Invasive features a returning support character in the form of FBI agent Hollis Copper. Copper has called in futurist-consultant Hannah Stander to assist with a very X-Files-style case. Hannah was preparing to head home to see her prepper-parents (and her unusual childhood comes into play more than once later in the book), but Copper has pulled in Hannah with one crazy tease: I’ve got a cabin on the lake with more than a thousand dead bodies in it.

 

Invasive

 

The book’s title and cover (as well as the one for this review) should give you a good idea of where this story is going. I don’t want to reveal too much, but a few spoilers are necessary to explain a bit more about the story… so stop reading now if you don’t want any further plot details.

When Hannah arrives at the cabin, she discovers a dead human body and the answer to Copper’s riddle. This discovery prompts Hannah to contact her good friend and entomologist, Ez Choi, a pink mohawked Chinese-American woman with pierced nose and eyebrow and a rainbow of makeup. (I cannot wait to see Ez on the big screen should Invasive get a movie treatment.) Ez makes her own discovery regarding the evidence collected at the cabin, changing the cabin’s status to a murder scene and putting Hannah on a plane for Hawaii to meet with the research staff on a remote and private island employed by billionaire Einar Geirsson.

Everything above happens in the first 50 pages… the rest of the book is all about Hannah, Einar, and a small group of researchers trying to stay alive once the big secret is revealed. And Wendig’s short and sweet chapters will keep you reading “just one more” because he’s an obvious master at cliffhanger chapter endings.

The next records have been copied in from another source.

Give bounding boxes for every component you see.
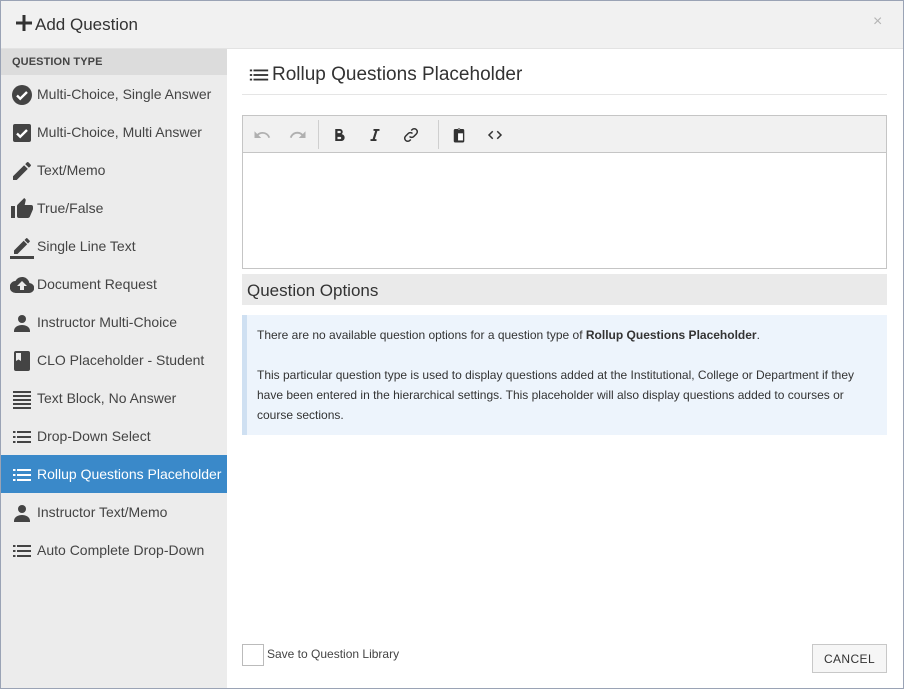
toolbar-divider bbox=[318, 120, 319, 149]
source-code-button[interactable] bbox=[483, 124, 507, 146]
sidebar-item-label: Multi-Choice, Multi Answer bbox=[37, 124, 202, 140]
person-icon bbox=[14, 505, 30, 522]
sidebar-item-label: Drop-Down Select bbox=[37, 428, 151, 444]
sidebar-item-label: Multi-Choice, Single Answer bbox=[37, 86, 212, 102]
sidebar-item-label: Auto Complete Drop-Down bbox=[37, 542, 205, 558]
sidebar-item-drop-down-select[interactable]: Drop-Down Select bbox=[1, 417, 227, 455]
list-icon bbox=[249, 69, 269, 81]
sidebar-section-label: QUESTION TYPE bbox=[1, 49, 227, 75]
sidebar-item-instructor-multi-choice[interactable]: Instructor Multi-Choice bbox=[1, 303, 227, 341]
sidebar-item-multi-choice-single[interactable]: Multi-Choice, Single Answer bbox=[1, 75, 227, 113]
editor-content-area[interactable] bbox=[243, 153, 886, 268]
sidebar-item-label: True/False bbox=[37, 200, 104, 216]
toolbar-divider bbox=[438, 120, 439, 149]
insert-link-button[interactable] bbox=[399, 124, 423, 146]
link-icon bbox=[403, 127, 419, 143]
info-paragraph-2: This particular question type is used to… bbox=[257, 368, 855, 422]
italic-button[interactable] bbox=[363, 124, 387, 146]
add-question-dialog: Add Question × QUESTION TYPE Multi-Choic… bbox=[0, 0, 904, 689]
sidebar-item-label: Rollup Questions Placeholder bbox=[37, 466, 222, 482]
sidebar-item-instructor-text-memo[interactable]: Instructor Text/Memo bbox=[1, 493, 227, 531]
person-icon bbox=[14, 315, 30, 332]
sidebar-item-clo-placeholder[interactable]: CLO Placeholder - Student bbox=[1, 341, 227, 379]
info-text: There are no available question options … bbox=[257, 328, 586, 342]
pencil-icon bbox=[13, 162, 31, 180]
undo-button[interactable] bbox=[250, 124, 274, 146]
cloud-upload-icon bbox=[10, 276, 34, 294]
sidebar-item-single-line-text[interactable]: Single Line Text bbox=[1, 227, 227, 265]
paste-button[interactable] bbox=[447, 124, 471, 146]
sidebar-item-text-block[interactable]: Text Block, No Answer bbox=[1, 379, 227, 417]
info-message: There are no available question options … bbox=[242, 315, 887, 435]
code-icon bbox=[487, 130, 503, 140]
bold-icon bbox=[335, 129, 345, 142]
info-text-end: . bbox=[756, 328, 760, 342]
close-icon[interactable]: × bbox=[873, 13, 882, 31]
list-icon bbox=[13, 469, 31, 481]
sidebar-item-true-false[interactable]: True/False bbox=[1, 189, 227, 227]
divider bbox=[242, 94, 887, 95]
sidebar-item-label: Text/Memo bbox=[37, 162, 106, 178]
question-editor-panel: Rollup Questions Placeholder Question Op… bbox=[227, 49, 903, 688]
save-to-library-label[interactable]: Save to Question Library bbox=[267, 647, 399, 661]
sidebar-item-label: Single Line Text bbox=[37, 238, 136, 254]
question-options-header: Question Options bbox=[242, 274, 887, 305]
thumbs-up-icon bbox=[11, 198, 33, 218]
check-box-icon bbox=[13, 124, 31, 142]
text-lines-icon bbox=[13, 391, 31, 409]
book-icon bbox=[14, 351, 30, 371]
sidebar-item-label: Instructor Multi-Choice bbox=[37, 314, 178, 330]
dialog-title: Add Question bbox=[35, 15, 139, 34]
sidebar-item-multi-choice-multi[interactable]: Multi-Choice, Multi Answer bbox=[1, 113, 227, 151]
save-to-library-checkbox[interactable] bbox=[242, 644, 264, 666]
sidebar-item-rollup-questions-placeholder[interactable]: Rollup Questions Placeholder bbox=[1, 455, 227, 493]
question-options-heading: Question Options bbox=[247, 281, 379, 300]
sidebar-item-text-memo[interactable]: Text/Memo bbox=[1, 151, 227, 189]
list-icon bbox=[13, 431, 31, 443]
sidebar-item-document-request[interactable]: Document Request bbox=[1, 265, 227, 303]
sidebar-item-label: CLO Placeholder - Student bbox=[37, 352, 205, 368]
dialog-header: Add Question × bbox=[1, 1, 903, 49]
info-question-type: Rollup Questions Placeholder bbox=[585, 328, 757, 342]
plus-icon bbox=[16, 15, 32, 31]
info-paragraph-1: There are no available question options … bbox=[257, 325, 877, 345]
sidebar-item-label: Document Request bbox=[37, 276, 157, 292]
bold-button[interactable] bbox=[327, 124, 351, 146]
sidebar-item-label: Text Block, No Answer bbox=[37, 390, 177, 406]
italic-icon bbox=[370, 129, 380, 141]
check-circle-icon bbox=[12, 85, 32, 105]
redo-icon bbox=[289, 131, 306, 138]
redo-button[interactable] bbox=[286, 124, 310, 146]
clipboard-icon bbox=[453, 128, 465, 143]
list-icon bbox=[13, 545, 31, 557]
sidebar-item-auto-complete-drop-down[interactable]: Auto Complete Drop-Down bbox=[1, 531, 227, 569]
editor-toolbar bbox=[243, 116, 886, 153]
question-type-sidebar: QUESTION TYPE Multi-Choice, Single Answe… bbox=[1, 49, 227, 688]
question-type-title: Rollup Questions Placeholder bbox=[272, 64, 523, 85]
undo-icon bbox=[254, 131, 271, 138]
sidebar-item-label: Instructor Text/Memo bbox=[37, 504, 168, 520]
edit-line-icon bbox=[10, 238, 34, 259]
cancel-button[interactable]: CANCEL bbox=[812, 644, 887, 673]
rich-text-editor bbox=[242, 115, 887, 269]
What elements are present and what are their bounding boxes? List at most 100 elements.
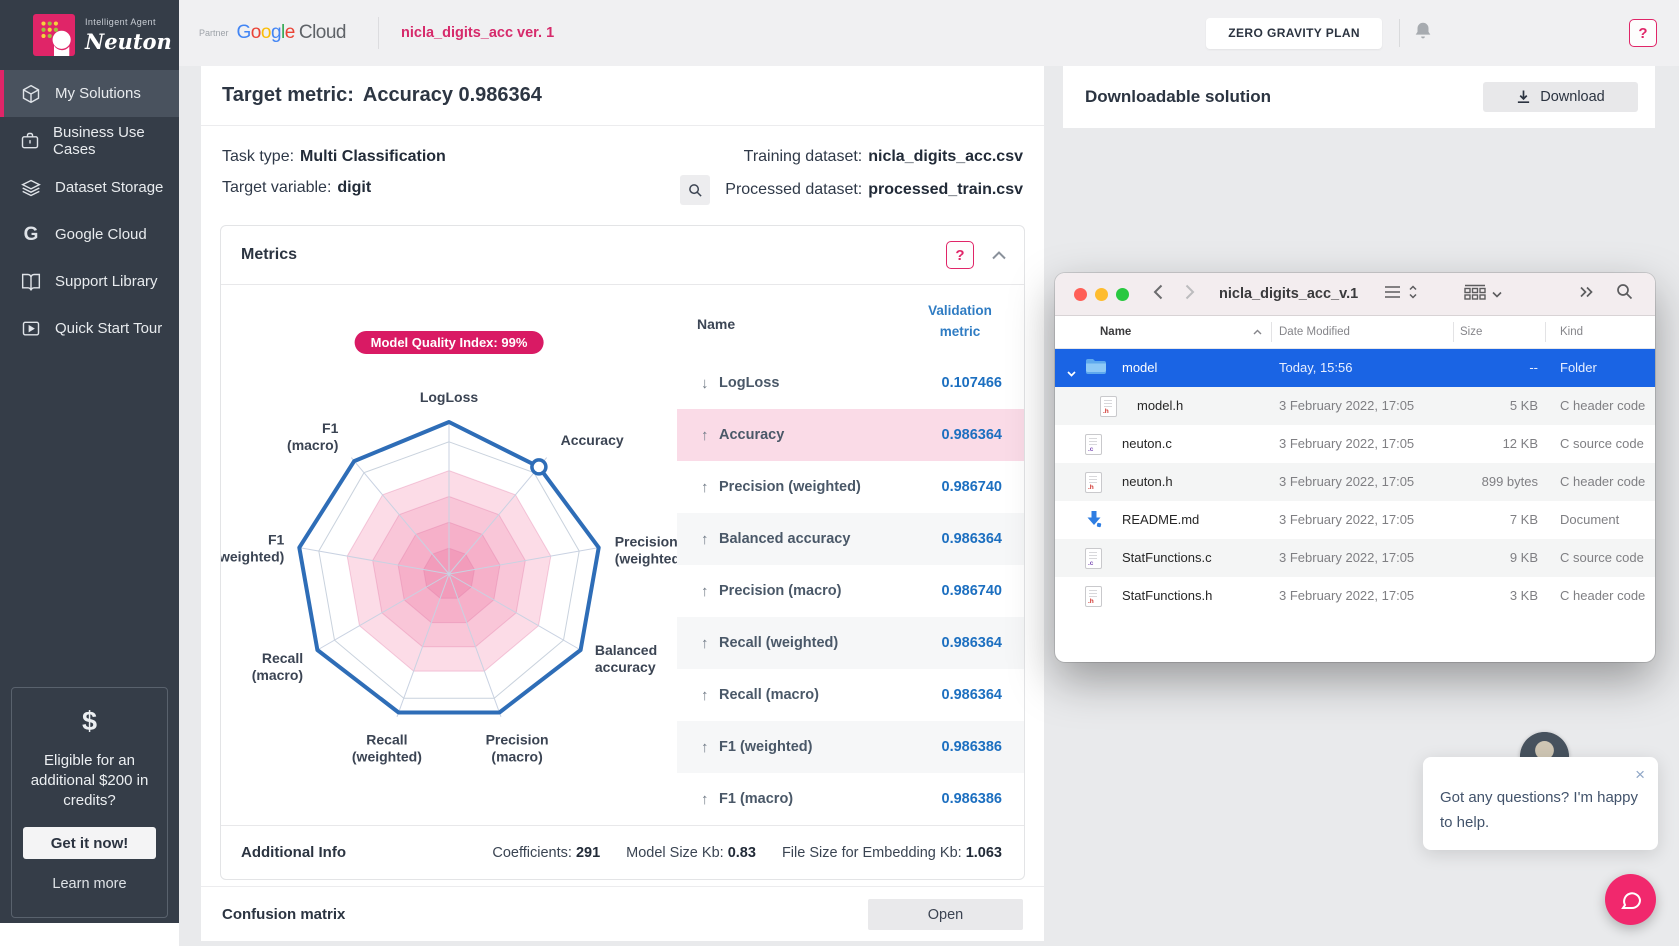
column-divider[interactable] xyxy=(1271,322,1272,342)
c-source-file-icon: .c xyxy=(1085,434,1102,455)
file-kind: C source code xyxy=(1560,550,1644,565)
sidebar-item-google-cloud[interactable]: G Google Cloud xyxy=(0,211,179,258)
help-button[interactable]: ? xyxy=(1629,19,1657,47)
file-kind: C source code xyxy=(1560,436,1644,451)
svg-text:Recall(macro): Recall(macro) xyxy=(252,650,303,683)
sidebar-item-dataset-storage[interactable]: Dataset Storage xyxy=(0,164,179,211)
file-size: 3 KB xyxy=(1510,588,1538,603)
open-confusion-matrix-button[interactable]: Open xyxy=(868,899,1023,930)
metric-row: ↑Balanced accuracy0.986364 xyxy=(677,513,1024,565)
file-row[interactable]: README.md 3 February 2022, 17:05 7 KB Do… xyxy=(1055,501,1655,539)
chat-launcher-button[interactable] xyxy=(1605,874,1656,925)
column-divider[interactable] xyxy=(1545,322,1546,342)
model-quality-badge: Model Quality Index: 99% xyxy=(355,331,544,354)
file-row[interactable]: .h model.h 3 February 2022, 17:05 5 KB C… xyxy=(1055,387,1655,425)
arrow-up-icon: ↑ xyxy=(701,479,719,496)
sidebar-item-quick-start-tour[interactable]: Quick Start Tour xyxy=(0,305,179,352)
brand-logo[interactable]: Intelligent Agent Neuton xyxy=(0,0,179,70)
training-dataset-value: nicla_digits_acc.csv xyxy=(868,148,1023,166)
downloadable-solution-card: Downloadable solution Download xyxy=(1063,66,1655,128)
metric-row: ↑F1 (weighted)0.986386 xyxy=(677,721,1024,773)
column-header-date-modified[interactable]: Date Modified xyxy=(1279,326,1350,338)
file-kind: Folder xyxy=(1560,360,1597,375)
sidebar-item-label: Support Library xyxy=(55,273,158,290)
validation-metric-column-header: Validation metric xyxy=(918,300,1002,357)
group-view-icon[interactable] xyxy=(1464,284,1486,305)
file-row[interactable]: .h neuton.h 3 February 2022, 17:05 899 b… xyxy=(1055,463,1655,501)
metric-row: ↑Precision (weighted)0.986740 xyxy=(677,461,1024,513)
file-date: 3 February 2022, 17:05 xyxy=(1279,474,1414,489)
training-dataset-label: Training dataset: xyxy=(744,148,863,166)
file-name: model xyxy=(1122,360,1157,375)
close-icon[interactable]: × xyxy=(1635,765,1645,785)
notifications-bell-icon[interactable] xyxy=(1412,20,1434,47)
metric-row: ↑Recall (weighted)0.986364 xyxy=(677,617,1024,669)
file-row-model-folder[interactable]: model Today, 15:56 -- Folder xyxy=(1055,349,1655,387)
cube-icon xyxy=(20,83,42,105)
file-name: StatFunctions.h xyxy=(1122,588,1212,603)
layers-icon xyxy=(20,177,42,199)
file-row[interactable]: .c neuton.c 3 February 2022, 17:05 12 KB… xyxy=(1055,425,1655,463)
collapse-chevron-icon[interactable] xyxy=(992,251,1006,260)
sidebar-item-support-library[interactable]: Support Library xyxy=(0,258,179,305)
metric-row: ↓LogLoss0.107466 xyxy=(677,357,1024,409)
download-button[interactable]: Download xyxy=(1483,82,1638,112)
file-row[interactable]: .c StatFunctions.c 3 February 2022, 17:0… xyxy=(1055,539,1655,577)
name-column-header: Name xyxy=(697,316,735,357)
file-date: 3 February 2022, 17:05 xyxy=(1279,588,1414,603)
coefficients-stat: Coefficients: 291 xyxy=(492,845,600,861)
disclosure-chevron-icon[interactable] xyxy=(1067,365,1076,380)
learn-more-link[interactable]: Learn more xyxy=(52,876,126,892)
sidebar-item-label: Google Cloud xyxy=(55,226,147,243)
metrics-table: Name Validation metric ↓LogLoss0.107466 … xyxy=(677,285,1024,825)
file-date: 3 February 2022, 17:05 xyxy=(1279,512,1414,527)
chevron-down-icon[interactable] xyxy=(1492,285,1502,303)
sidebar-item-my-solutions[interactable]: My Solutions xyxy=(0,70,179,117)
project-title: nicla_digits_acc ver. 1 xyxy=(401,25,554,41)
metrics-title: Metrics xyxy=(241,246,297,264)
file-row[interactable]: .h StatFunctions.h 3 February 2022, 17:0… xyxy=(1055,577,1655,615)
list-view-icon[interactable] xyxy=(1384,285,1402,304)
metrics-help-button[interactable]: ? xyxy=(946,241,974,269)
solution-info: Task type:Multi Classification Target va… xyxy=(201,126,1044,225)
c-header-file-icon: .h xyxy=(1085,586,1102,607)
column-header-name[interactable]: Name xyxy=(1100,326,1131,338)
file-size: -- xyxy=(1529,360,1538,375)
metrics-table-header: Name Validation metric xyxy=(677,285,1024,357)
back-chevron-icon[interactable] xyxy=(1153,284,1163,305)
search-icon xyxy=(688,183,703,198)
file-kind: C header code xyxy=(1560,398,1645,413)
dataset-search-button[interactable] xyxy=(680,175,710,205)
target-variable-value: digit xyxy=(337,179,371,197)
file-size-stat: File Size for Embedding Kb: 1.063 xyxy=(782,845,1002,861)
sidebar-item-label: Business Use Cases xyxy=(53,124,179,158)
file-kind: C header code xyxy=(1560,474,1645,489)
column-header-size[interactable]: Size xyxy=(1460,326,1482,338)
brand-name: Neuton xyxy=(85,29,172,54)
sort-toggle-icon[interactable] xyxy=(1408,284,1418,305)
sidebar-nav: My Solutions Business Use Cases Dataset … xyxy=(0,70,179,352)
file-name: neuton.c xyxy=(1122,436,1172,451)
close-window-button[interactable] xyxy=(1074,288,1087,301)
minimize-window-button[interactable] xyxy=(1095,288,1108,301)
forward-chevron-icon[interactable] xyxy=(1185,284,1195,305)
target-metric-value: Accuracy 0.986364 xyxy=(363,84,542,107)
zoom-window-button[interactable] xyxy=(1116,288,1129,301)
dollar-icon: $ xyxy=(12,706,167,737)
get-it-now-button[interactable]: Get it now! xyxy=(23,827,156,859)
svg-text:Recall(weighted): Recall(weighted) xyxy=(352,732,422,765)
sidebar-item-business-use-cases[interactable]: Business Use Cases xyxy=(0,117,179,164)
metrics-panel: Metrics ? Model Quality Index: 99% LogLo… xyxy=(220,225,1025,880)
metrics-panel-header: Metrics ? xyxy=(221,226,1024,285)
column-header-kind[interactable]: Kind xyxy=(1560,326,1583,338)
column-divider[interactable] xyxy=(1453,322,1454,342)
svg-text:Accuracy: Accuracy xyxy=(561,432,624,448)
markdown-download-file-icon xyxy=(1085,510,1103,531)
finder-toolbar[interactable]: nicla_digits_acc_v.1 xyxy=(1055,273,1655,316)
finder-window-title: nicla_digits_acc_v.1 xyxy=(1219,286,1358,302)
google-g-icon: G xyxy=(20,224,42,246)
search-icon[interactable] xyxy=(1616,283,1633,305)
plan-button[interactable]: ZERO GRAVITY PLAN xyxy=(1206,18,1382,49)
more-toolbar-items-icon[interactable] xyxy=(1579,285,1594,303)
svg-text:F1(macro): F1(macro) xyxy=(287,420,339,453)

I do like good tech-gone-bad stories; I’m not sure where Wendig is going with this world he’s created in Zeroes and Invasive, but Hannah’s a well-developed character who has the right skills to handle whatever Wendig might throw her way, especially if this fictional world goes darker.

Note: Invasive is out now. I was provided with a review copy.

James Floyd Kelly is a full-time writer in Atlanta, Georgia.